13 Ekim 2024 / 9 Rebiül Ahir 1446

İhsan Ayı Ramazan

İhsan, “bir şeyi en güzel şekilde yapmak” manasına geliyor Arapçada. Ayrıca karşılıksız vermenin adı da ihsan. Rasûlullah Efendimiz sallallahu aleyhi ve sellem de “Allah’ı görüyormuş gibi O’na kulluk etmendir. Sen O’nu görmesen de O seni görüyor.”  diye tarif ediyor. Ramazan ayı tam da bu ifadelerin birleştiği bir ay.

Yüce Rabbimiz bizi kendisine çekmek için öyle lütuf ve ihsanlar da bulunuyor ki “Ramazan’a ulaşıp da cenneti hak etmeyenin burnu yere sürtülsün” diyerek Rasulullah (sav) efendimiz uyarıyor.
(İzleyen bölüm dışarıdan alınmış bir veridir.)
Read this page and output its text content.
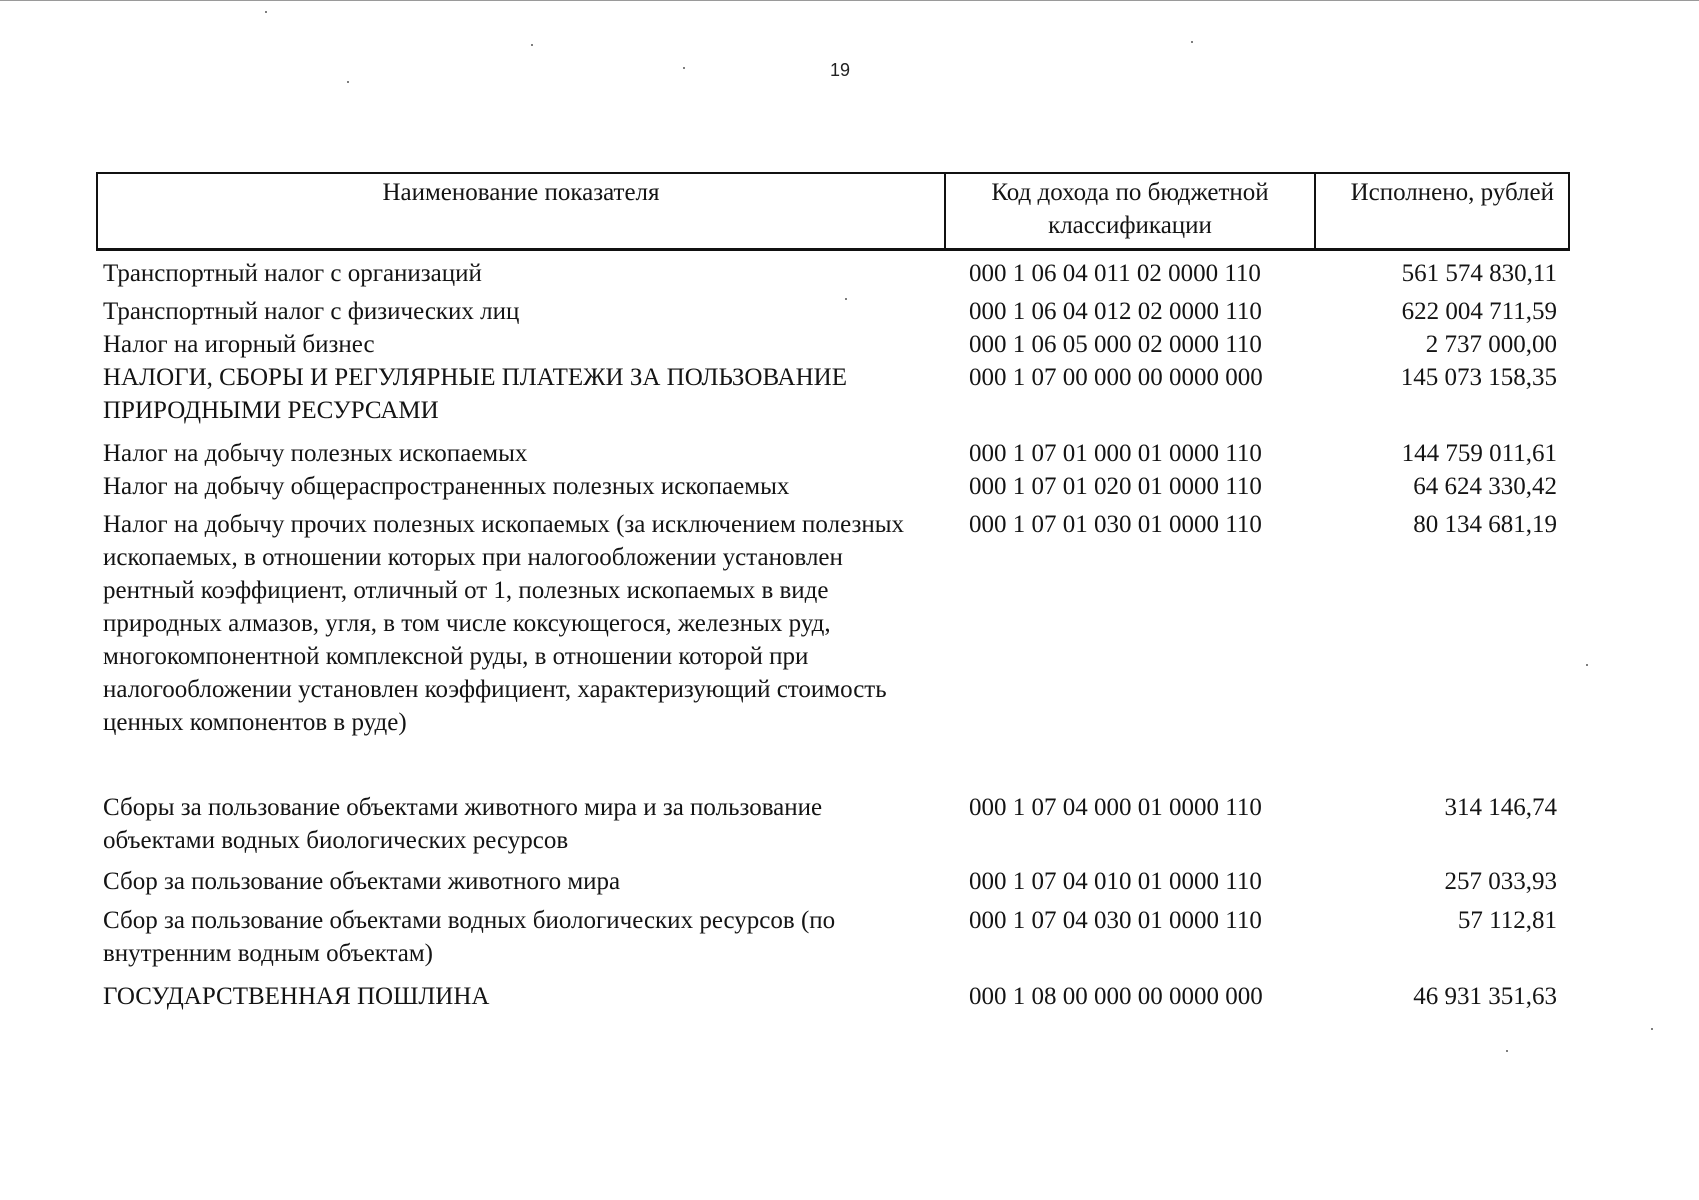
19
Наименование показателя	Код дохода по бюджетной классификации	Исполнено, рублей
Транспортный налог с организаций	000 1 06 04 011 02 0000 110	561 574 830,11
Транспортный налог с физических лиц	000 1 06 04 012 02 0000 110	622 004 711,59
Налог на игорный бизнес	000 1 06 05 000 02 0000 110	2 737 000,00
НАЛОГИ, СБОРЫ И РЕГУЛЯРНЫЕ ПЛАТЕЖИ ЗА ПОЛЬЗОВАНИЕ ПРИРОДНЫМИ РЕСУРСАМИ	000 1 07 00 000 00 0000 000	145 073 158,35
Налог на добычу полезных ископаемых	000 1 07 01 000 01 0000 110	144 759 011,61
Налог на добычу общераспространенных полезных ископаемых	000 1 07 01 020 01 0000 110	64 624 330,42
Налог на добычу прочих полезных ископаемых (за исключением полезных ископаемых, в отношении которых при налогообложении установлен рентный коэффициент, отличный от 1, полезных ископаемых в виде природных алмазов, угля, в том числе коксующегося, железных руд, многокомпонентной комплексной руды, в отношении которой при налогообложении установлен коэффициент, характеризующий стоимость ценных компонентов в руде)	000 1 07 01 030 01 0000 110	80 134 681,19
Сборы за пользование объектами животного мира и за пользование объектами водных биологических ресурсов	000 1 07 04 000 01 0000 110	314 146,74
Сбор за пользование объектами животного мира	000 1 07 04 010 01 0000 110	257 033,93
Сбор за пользование объектами водных биологических ресурсов (по внутренним водным объектам)	000 1 07 04 030 01 0000 110	57 112,81
ГОСУДАРСТВЕННАЯ ПОШЛИНА	000 1 08 00 000 00 0000 000	46 931 351,63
Ebu Hüreyre (radıyallahu anh)ın rivayet ettiği bir Hadis-i şerifte ise daha cezp edici bir ifade vardır. “Âdemoğlunun yaptığı her iyi işin on mislinden yedi yüz misline kadar katlanan bir karşılığı vardır. Şanı yüce olan Allah “oruç müstesna; çünkü oruç benim için tutulur. Onun mükâfatını (ancak) ben veririm” buyuruyor. Bir yönümüzle melekleri kıskandıran makamların sahibi oluyoruz. Yemiyor- içmiyor sadece rabbimizin istediklerini yapıyoruz. Bize sataşan biri olduğunda “ben oruçluyum” dememiz isteniyor. Asil ve seçkin kulların tarifini yaparken de Rabbimiz “ onlara cahiller sataştığında  “selam” derler” (Furkan Suresi.63) buyuruyor.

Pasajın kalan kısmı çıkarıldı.